A morte do rapper em 2017 está no cerne de um processo da mãe de Lil Peep contra sua antiga gravadora. Mas a gravadora também respondeu com suas próprias alegações. Na indústria da música, outros gerentes e advogados estão observando o caso nervosamente.

A batalha legal sobre quem é o responsável pela overdose de drogas da jovem estrela do rap está mais intensa do que nunca. A mãe de lil peep alega que sua gravadora o armou com contratos injustos e contribuiu diretamente para sua morte. Já a gravadora agora está se opondo com suas próprias reivindicações contra o espólio.

A morte de Lil Peep

Gustav Elijah Åhr, popularmente conhecido como Lil Peep,  ganhou popularidade no SoundCloud. Sua popularidade enquanto adolescente lhe gerou várias propostas de contrato. Mas ele preferiu assinar por vários anos com a First Access Entertainment (FAE) em 2016.

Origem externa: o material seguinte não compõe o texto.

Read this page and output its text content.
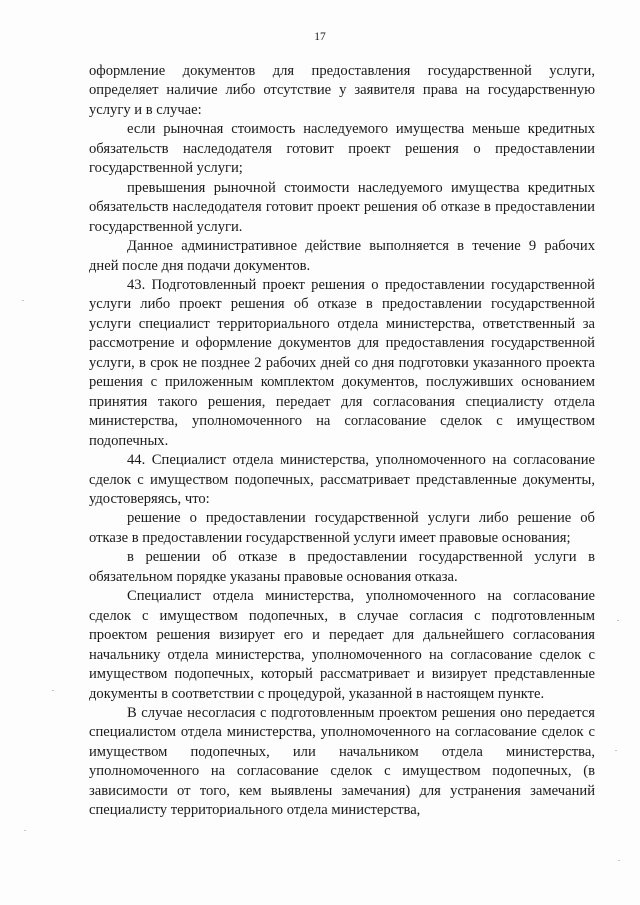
17

оформление документов для предоставления государственной услуги, определяет наличие либо отсутствие у заявителя права на государственную услугу и в случае:

если рыночная стоимость наследуемого имущества меньше кредитных обязательств наследодателя готовит проект решения о предоставлении государственной услуги;

превышения рыночной стоимости наследуемого имущества кредитных обязательств наследодателя готовит проект решения об отказе в предоставлении государственной услуги.

Данное административное действие выполняется в течение 9 рабочих дней после дня подачи документов.

43. Подготовленный проект решения о предоставлении государственной услуги либо проект решения об отказе в предоставлении государственной услуги специалист территориального отдела министерства, ответственный за рассмотрение и оформление документов для предоставления государственной услуги, в срок не позднее 2 рабочих дней со дня подготовки указанного проекта решения с приложенным комплектом документов, послуживших основанием принятия такого решения, передает для согласования специалисту отдела министерства, уполномоченного на согласование сделок с имуществом подопечных.

44. Специалист отдела министерства, уполномоченного на согласование сделок с имуществом подопечных, рассматривает представленные документы, удостоверяясь, что:

решение о предоставлении государственной услуги либо решение об отказе в предоставлении государственной услуги имеет правовые основания;

в решении об отказе в предоставлении государственной услуги в обязательном порядке указаны правовые основания отказа.

Специалист отдела министерства, уполномоченного на согласование сделок с имуществом подопечных, в случае согласия с подготовленным проектом решения визирует его и передает для дальнейшего согласования начальнику отдела министерства, уполномоченного на согласование сделок с имуществом подопечных, который рассматривает и визирует представленные документы в соответствии с процедурой, указанной в настоящем пункте.

В случае несогласия с подготовленным проектом решения оно передается специалистом отдела министерства, уполномоченного на согласование сделок с имуществом подопечных, или начальником отдела министерства, уполномоченного на согласование сделок с имуществом подопечных, (в зависимости от того, кем выявлены замечания) для устранения замечаний специалисту территориального отдела министерства,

No dia 15/11/2017 – logo após seu 21º aniversário – Åhr foi encontrado morto em ônibus de turnê perto de Tucson, Arizona. A causa da morte foi divulgada como uma overdose de Xanax e fentanil.

A empresa alegou que a morte foi por culpa de uma “overdose de drogas” causada pelo próprio cantor. E que tais drogas teriam sido obtidas através de “fontes desconhecidas”. Entretanto, a mãe do rapper e administradora de bens, Liza Womack, entrou com uma ação no final de 2019 contra a FAE.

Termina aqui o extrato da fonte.